When I arrived to the event at Beijing Olympic Forest Park, I found over 100 people stretching and huddling around each other waiting for the day’s agenda to be announced.
Wimping out on the chance to use the Chinese I had crammed the night before, I asked the organizers to help translate in Chinese the activities I had planned for the day.
As I looked over the crowd of blank stares, it quickly became apparent to me that most of the participants had zero knowledge of American football, let alone how to play. Watching one game a year, the Super Bowl, does not make for a solid understanding of the game.
The ones who seemed confident in knowing more than the rest, gained their confidence from American football dramas on American TV and movies. They, too, clearly did not understand the rules.
The ages spanned from 6 year old children to 50-year old adults—with a few middle-aged women and attention deficit children. How could I make this an enjoyable experience if I can’t even explain it? The anxiety set in and I realized that despite the advice that the GLF gave me to accept friendly social gatherings in Beijing, maybe not all coaching engagements were the best idea.
As the crowd looked towards me for their next fun-filled instruction, I began to wonder how the people were going to respond from here, or even if we were going to get through the 90 minute training I had organized. I then realized this was far from the first time I had 100 eyes on me waiting to be entertained. In fact, it was more like 100,000 crazed fans every Fall Saturday for 4 years.
Without any hesitation, I jumped right in and brought excitement and enthusiasm to the warm up.
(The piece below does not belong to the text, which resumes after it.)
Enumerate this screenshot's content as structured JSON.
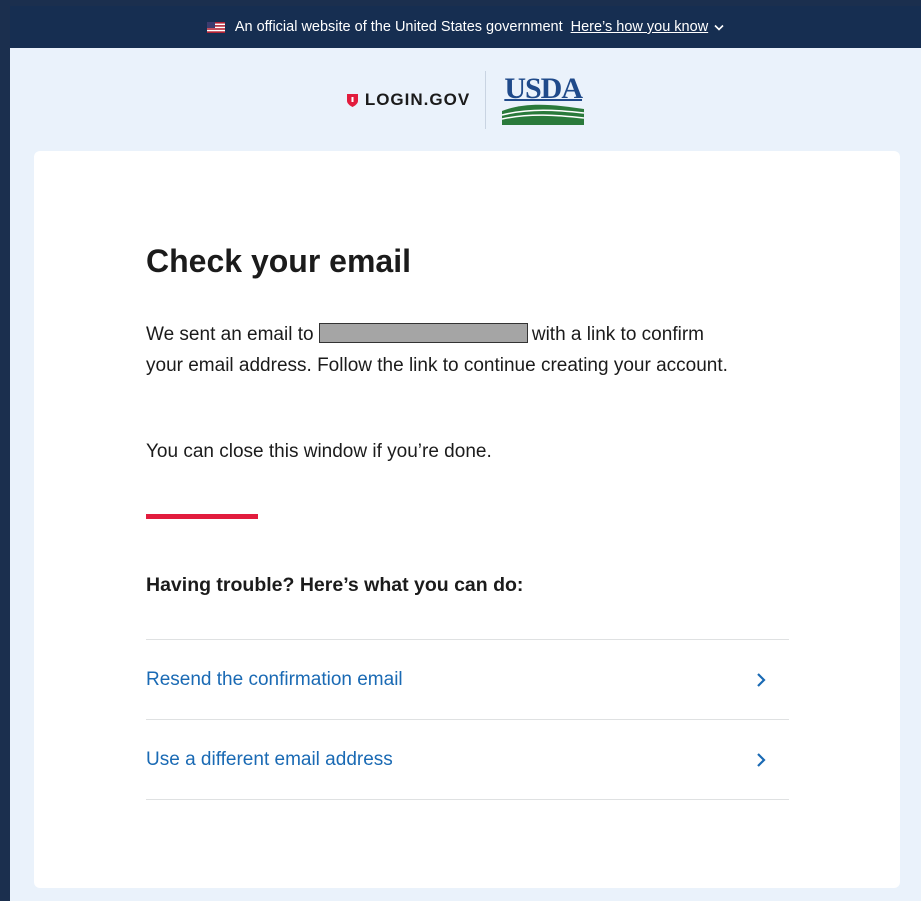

I received a great response, which showed me that despite the absence of prior knowledge of the sport, people here were eager to learn and could feel a connection to the sport.
With every learning moment and drill I presented, the large group listened and carefully followed my instructions. They asked questions, engaged, and showed me that they had a genuine interest in what we were doing together. Their energy allowed me to work through the awkwardness and apprehension of doing something outside of both of our comfort zones and made the afternoon enjoyable.
I tried my best to connect with each and every individual after, talking about our personal lives, career opportunities, and our shared interest and love for sports. I learned a lot about the group and how I could communicate on a person-to-person level better than I ever expected. The interactions reminded me why I originally chose to apply for the fellowship. I realized that enhancing community athletics in China has not only provided the opportunity to immerse myself in a new culture and better understand the world, but also helped me build relationships and bridges that I would never otherwise have formed.
I appreciated the exchange, connections, and leadership experience I gained on that day, all done through the sport I love. Although I was there as a coach, I was on the receiving end of a larger lesson: the gift of sports was something real for me to share in China.
Update: I must have done something right as WEsport asked me back for a second event recently!